In 1994, the Constitution of Belarus was adopted, which brought this period to an end.

=== Chernobyl disaster ===
The Chernobyl disaster remained a top issue in Belarusian politics throughout the 1990s. In 1991, the Belarusian state had to craft policy to handle the disaster on their own after the Soviet Union's collapse, and by extension, research institutions to inform said policy. By the late 1990s, Chernobyl had faded out of public consciousness, and thus political discussion in the country.

== Politics ==
Due to many of the political structures of Belarus being inherited from the Soviet era, minus those of the communist party, Belarus between 1991 and 1995 functioned as a parliamentary republic with the chairman of the Supreme Council as the acting head of state. This position was held by social-democrat Stanislav Shushkevich at first, but was later taken up by Myechyslaw Hryb, a pro-Russian conservative aligned with the Supreme Council. Meanwhile, the Prime Minister, appointed under Soviet rule, was the official head of government.

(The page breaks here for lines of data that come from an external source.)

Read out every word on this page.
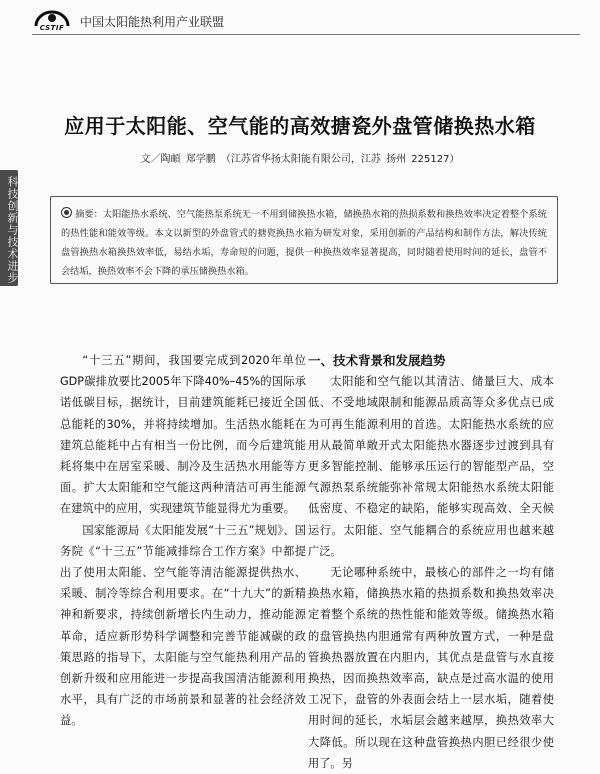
CSTIF	中国太阳能热利用产业联盟
科技创新与技术进步
应用于太阳能、空气能的高效搪瓷外盘管储换热水箱
文／陶頔 郑学鹏 （江苏省华扬太阳能有限公司，江苏 扬州 225127）
摘要：太阳能热水系统、空气能热泵系统无一不用到储换热水箱，储换热水箱的热损系数和换热效率决定着整个系统的热性能和能效等级。本文以新型的外盘管式的搪瓷换热水箱为研发对象，采用创新的产品结构和制作方法，解决传统盘管换热水箱换热效率低，易结水垢，寿命短的问题，提供一种换热效率显著提高，同时随着使用时间的延长，盘管不会结垢，换热效率不会下降的承压储换热水箱。

“十三五”期间，我国要完成到2020年单位GDP碳排放要比2005年下降40%–45%的国际承诺低碳目标，据统计，目前建筑能耗已接近全国总能耗的30%，并将持续增加。生活热水能耗在建筑总能耗中占有相当一份比例，而今后建筑能耗将集中在居室采暖、制冷及生活热水用能等方面。扩大太阳能和空气能这两种清洁可再生能源在建筑中的应用，实现建筑节能显得尤为重要。

国家能源局《太阳能发展“十三五”规划》、国务院《“十三五”节能减排综合工作方案》中都提出了使用太阳能、空气能等清洁能源提供热水、采暖、制冷等综合利用要求。在“十九大”的新精神和新要求，持续创新增长内生动力，推动能源革命，适应新形势科学调整和完善节能减碳的政策思路的指导下，太阳能与空气能热利用产品的创新升级和应用能进一步提高我国清洁能源利用水平，具有广泛的市场前景和显著的社会经济效益。

一、技术背景和发展趋势

太阳能和空气能以其清洁、储量巨大、成本低、不受地域限制和能源品质高等众多优点已成为可再生能源利用的首选。太阳能热水系统的应用从最简单敞开式太阳能热水器逐步过渡到具有更多智能控制、能够承压运行的智能型产品，空气源热泵系统能弥补常规太阳能热水系统太阳能低密度、不稳定的缺陷，能够实现高效、全天候运行。太阳能、空气能耦合的系统应用也越来越广泛。

无论哪种系统中，最核心的部件之一均有储换热水箱，储换热水箱的热损系数和换热效率决定着整个系统的热性能和能效等级。储换热水箱的盘管换热内胆通常有两种放置方式，一种是盘管换热器放置在内胆内，其优点是盘管与水直接换热，因而换热效率高，缺点是过高水温的使用工况下，盘管的外表面会结上一层水垢，随着使用时间的延长，水垢层会越来越厚，换热效率大大降低。所以现在这种盘管换热内胆已经很少使用了。另
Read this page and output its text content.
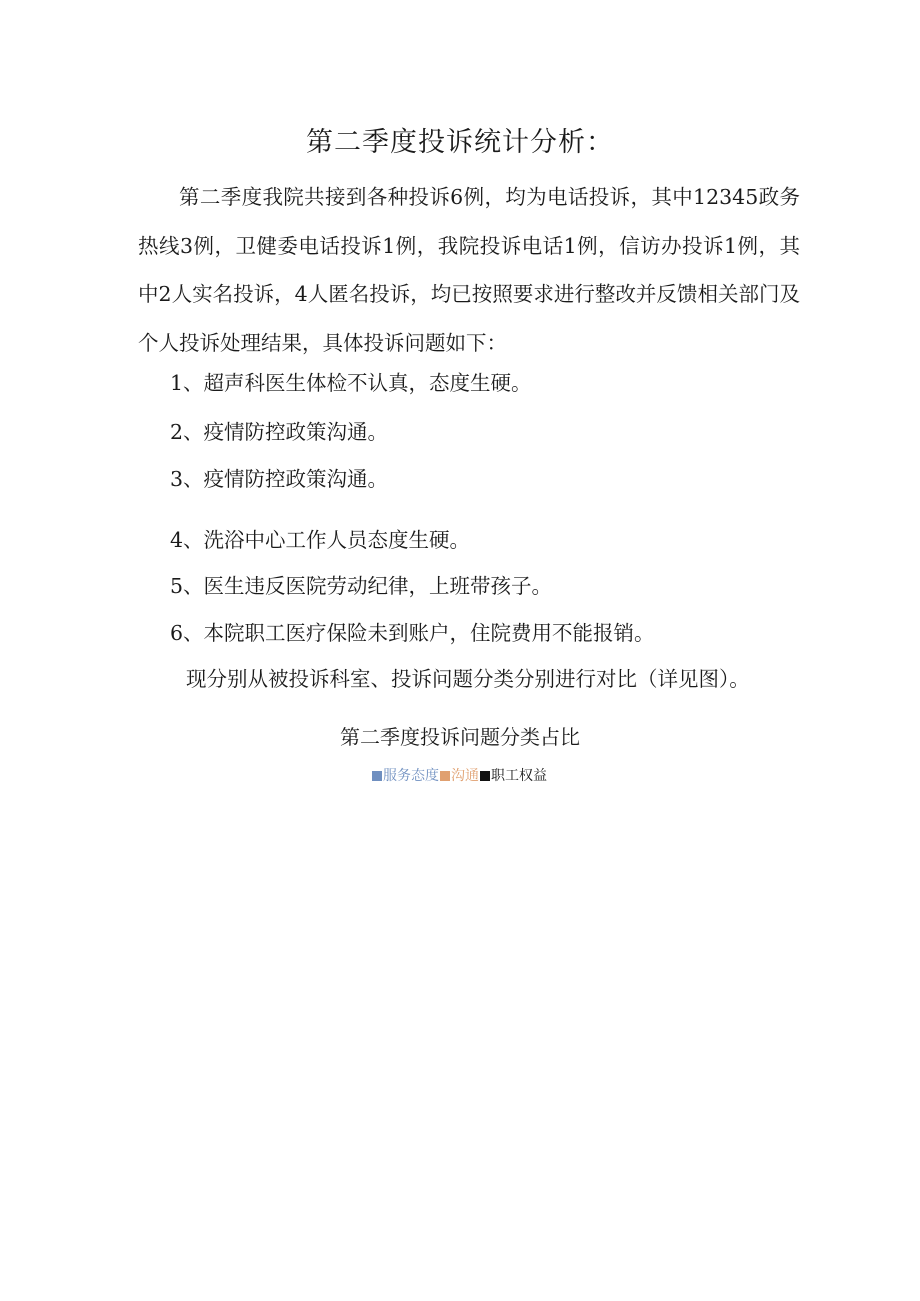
第二季度投诉统计分析：

第二季度我院共接到各种投诉6例，均为电话投诉，其中12345政务热线3例，卫健委电话投诉1例，我院投诉电话1例，信访办投诉1例，其中2人实名投诉，4人匿名投诉，均已按照要求进行整改并反馈相关部门及个人投诉处理结果，具体投诉问题如下：

1、超声科医生体检不认真，态度生硬。
2、疫情防控政策沟通。
3、疫情防控政策沟通。
4、洗浴中心工作人员态度生硬。
5、医生违反医院劳动纪律，上班带孩子。
6、本院职工医疗保险未到账户，住院费用不能报销。

现分别从被投诉科室、投诉问题分类分别进行对比（详见图）。

第二季度投诉问题分类占比
服务态度 沟通 职工权益
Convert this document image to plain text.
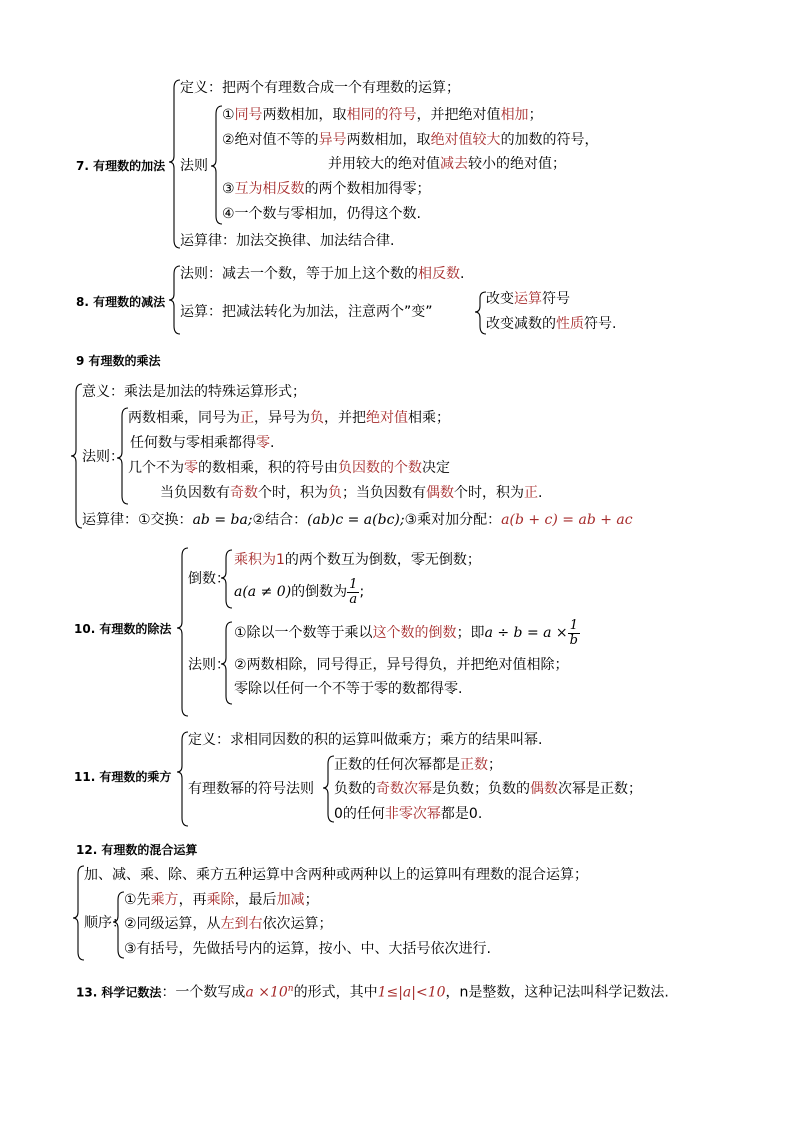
7. 有理数的加法
定义：把两个有理数合成一个有理数的运算；
法则
①同号两数相加，取相同的符号，并把绝对值相加；
②绝对值不等的异号两数相加，取绝对值较大的加数的符号，
并用较大的绝对值减去较小的绝对值；
③互为相反数的两个数相加得零；
④一个数与零相加，仍得这个数.
运算律：加法交换律、加法结合律.
8. 有理数的减法
法则：减去一个数，等于加上这个数的相反数.
运算：把减法转化为加法，注意两个”变”
改变运算符号
改变减数的性质符号.
9 有理数的乘法
意义：乘法是加法的特殊运算形式；
法则：
两数相乘，同号为正，异号为负，并把绝对值相乘；
任何数与零相乘都得零.
几个不为零的数相乘，积的符号由负因数的个数决定
当负因数有奇数个时，积为负；当负因数有偶数个时，积为正.
运算律：①交换：ab = ba;②结合：(ab)c = a(bc);③乘对加分配：a(b + c) = ab + ac
10. 有理数的除法
倒数：
乘积为1的两个数互为倒数，零无倒数；
a(a ≠ 0)的倒数为 $\frac{1}{a}$ ;
法则：
①除以一个数等于乘以这个数的倒数；即$a \div b = a \times \frac{1}{b}$
②两数相除，同号得正，异号得负，并把绝对值相除；
零除以任何一个不等于零的数都得零.
11. 有理数的乘方
定义：求相同因数的积的运算叫做乘方；乘方的结果叫幂.
有理数幂的符号法则
正数的任何次幂都是正数；
负数的奇数次幂是负数；负数的偶数次幂是正数；
0的任何非零次幂都是0.
12. 有理数的混合运算
加、减、乘、除、乘方五种运算中含两种或两种以上的运算叫有理数的混合运算；
顺序：
①先乘方，再乘除，最后加减；
②同级运算，从左到右依次运算；
③有括号，先做括号内的运算，按小、中、大括号依次进行.
13. 科学记数法：一个数写成$a \times 10^n$的形式，其中1≤|a|<10，n是整数，这种记法叫科学记数法.
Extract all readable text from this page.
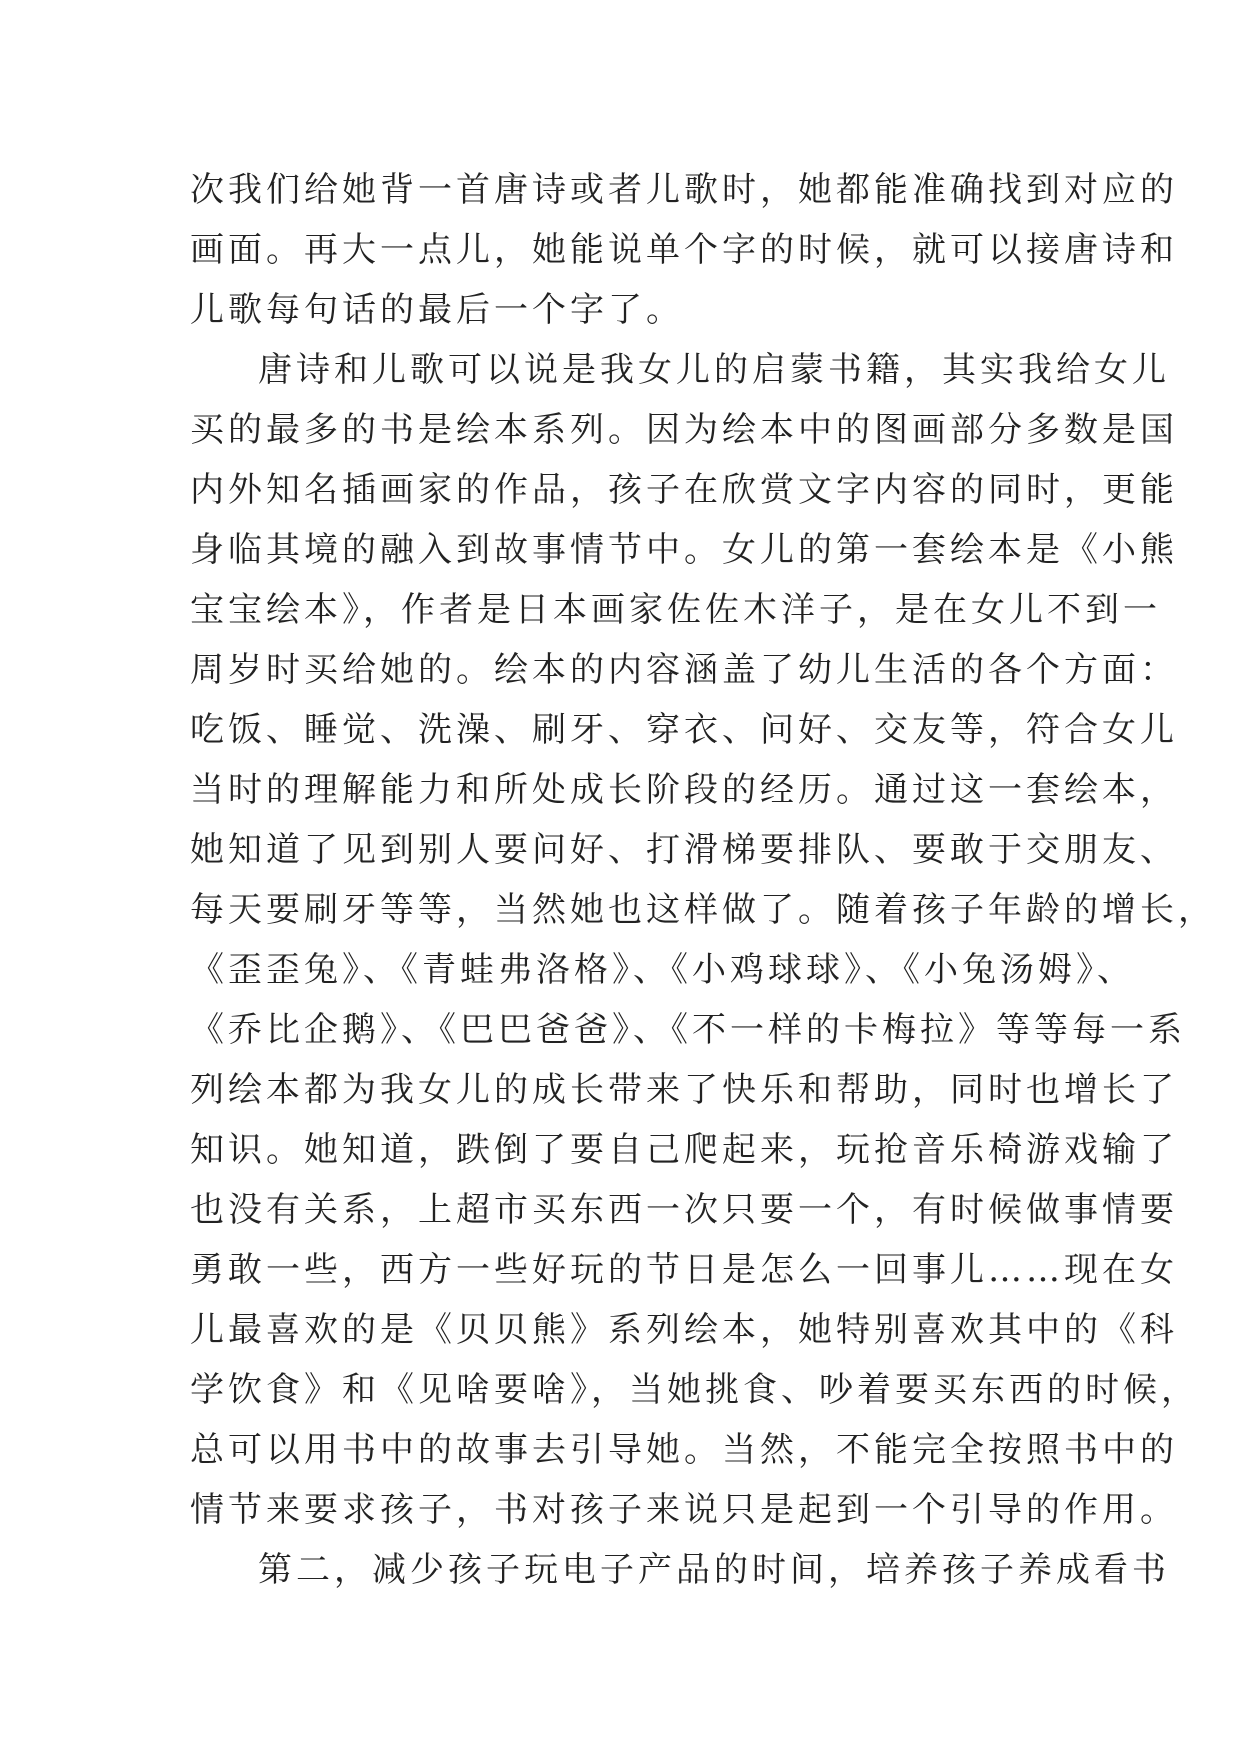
次我们给她背一首唐诗或者儿歌时，她都能准确找到对应的
画面。再大一点儿，她能说单个字的时候，就可以接唐诗和
儿歌每句话的最后一个字了。
唐诗和儿歌可以说是我女儿的启蒙书籍，其实我给女儿
买的最多的书是绘本系列。因为绘本中的图画部分多数是国
内外知名插画家的作品，孩子在欣赏文字内容的同时，更能
身临其境的融入到故事情节中。女儿的第一套绘本是《小熊
宝宝绘本》，作者是日本画家佐佐木洋子，是在女儿不到一
周岁时买给她的。绘本的内容涵盖了幼儿生活的各个方面：
吃饭、睡觉、洗澡、刷牙、穿衣、问好、交友等，符合女儿
当时的理解能力和所处成长阶段的经历。通过这一套绘本，
她知道了见到别人要问好、打滑梯要排队、要敢于交朋友、
每天要刷牙等等，当然她也这样做了。随着孩子年龄的增长，
《歪歪兔》、《青蛙弗洛格》、《小鸡球球》、《小兔汤姆》、
《乔比企鹅》、《巴巴爸爸》、《不一样的卡梅拉》等等每一系
列绘本都为我女儿的成长带来了快乐和帮助，同时也增长了
知识。她知道，跌倒了要自己爬起来，玩抢音乐椅游戏输了
也没有关系，上超市买东西一次只要一个，有时候做事情要
勇敢一些，西方一些好玩的节日是怎么一回事儿……现在女
儿最喜欢的是《贝贝熊》系列绘本，她特别喜欢其中的《科
学饮食》和《见啥要啥》，当她挑食、吵着要买东西的时候，
总可以用书中的故事去引导她。当然，不能完全按照书中的
情节来要求孩子，书对孩子来说只是起到一个引导的作用。
第二，减少孩子玩电子产品的时间，培养孩子养成看书
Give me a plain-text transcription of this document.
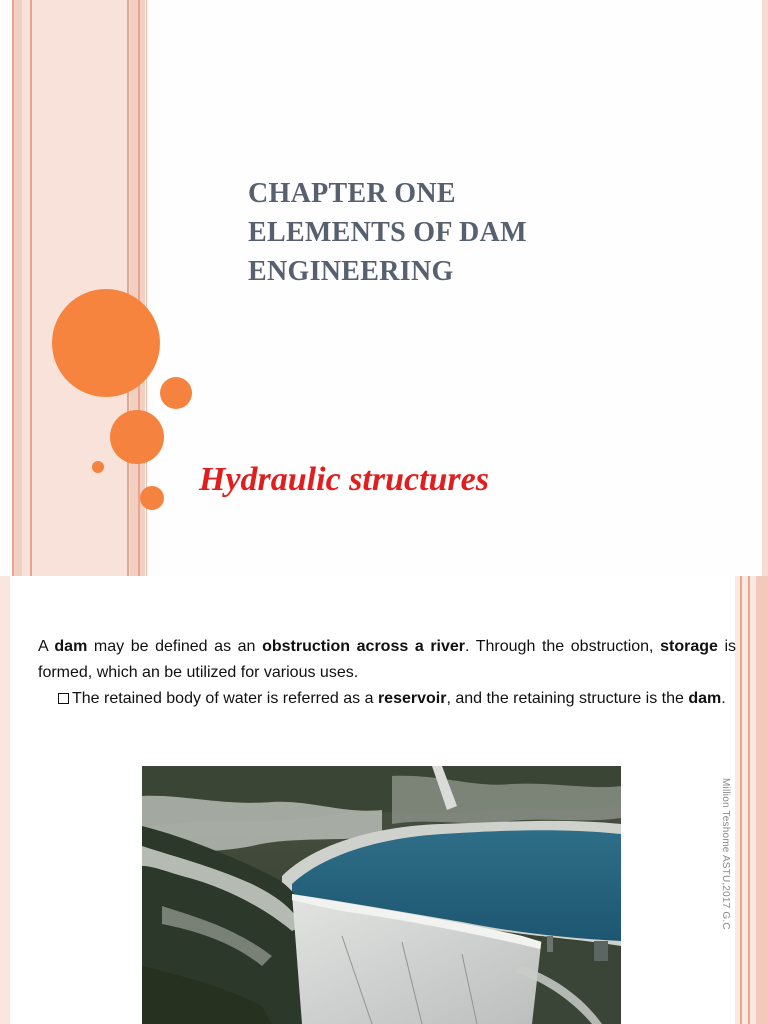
CHAPTER ONE
ELEMENTS OF DAM
ENGINEERING
Hydraulic structures

A dam may be defined as an obstruction across a river. Through the obstruction, storage is formed, which an be utilized for various uses.

The retained body of water is referred as a reservoir, and the retaining structure is the dam.

Million Teshome ASTU,2017 G.C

In early 1992, the Belarusian Popular Front petitioned the government for early elections, but the Supreme Council rejected the petition, claiming massive irregularities, despite showcasing no evidence for such. As a concession to the opposition, parliamentary elections were set for March 1994. However, electoral reform failed to pass led to an ambiguous state for elections. Concerns stated by other countries, including the United States over continued delays in new elections were dismissed by the conservative majority in the Supreme Council as "interference in Belarusian affairs." Elections to the legislature were not held until 1995, by which point a dictatorship under Alexander Lukashenko was rapidly being established.

== Economy ==
Contrary to conditions in the other post-Soviet states, the Belarusian industrial sector initially had less severe decline, mostly due to the government's reluctance to adopt Shock therapy. Belarus also assumed 4.13% of the Soviet Union's debt, which it would later transfer to Russia in exchange for Soviet assets.

== Foreign relations ==
During the early 1990s, Belarus had a very contradictory foreign policy, due to the various conflicts between the branches of government. The Foreign Minister at the time, Petr Krauchanka, advanced claims on neighboring Lithuania with a nationalist outlook, while Stanislav Shushkevich rejected such claims, and attempted to guarantee the current borders of the country. The Polish-Belarusian state declaration, signed in October 1991, ended Belarusian claims on Polish territory, and calmed fears amongst the small nationalist movement of Polish irredentism. The country also experienced friendly relations with the West, which culminated with American President Bill Clinton's visit to Minsk on 15 January 1994.

== Demographics ==

Population of Belarus according to ethnic groups in 1989
| Ethnic group | census 1989^{4} |  |
| Number | % |
| Belarusians | 7,904,623 | 77.9 |
| Russians | 1,342,099 | 13.2 |
| Poles | 417,720 | 4.1 |
| Ukrainians | 291,008 | 2.9 |
| Jews | 111,975 | 1.1 |
| Armenians | 4,933 | 0.1 |
| Tatars | 12,436 | 0.1 |
| Romani | 10,762 | 0.1 |
| Azerbaijanis | 5,009 | 0.1 |
| Lithuanians | 7,606 | 0.1 |
| Others | 43,635 | 0.4 |
| Total | 10,151,806 |  |
Source:

Eastern Orthodox Christianity was (and still is) the main religion in Belarus. In the early 1990s, 60% of Belarus identified with Orthodoxy. Catholicism sat at about 8 to 20% of the population in the early 90s, with an estimate that 25% of them were ethnic Poles. This figure also includes the Belarusian Greek Catholic Church. In 1990, there were about 350 Protestant communities.

== Human rights ==
Belarus was classified as "Partly Free" by Freedom House in their 1992–1993 report, with criticisms including the continued state ownership of media outlets and political conflicts obstructing reform.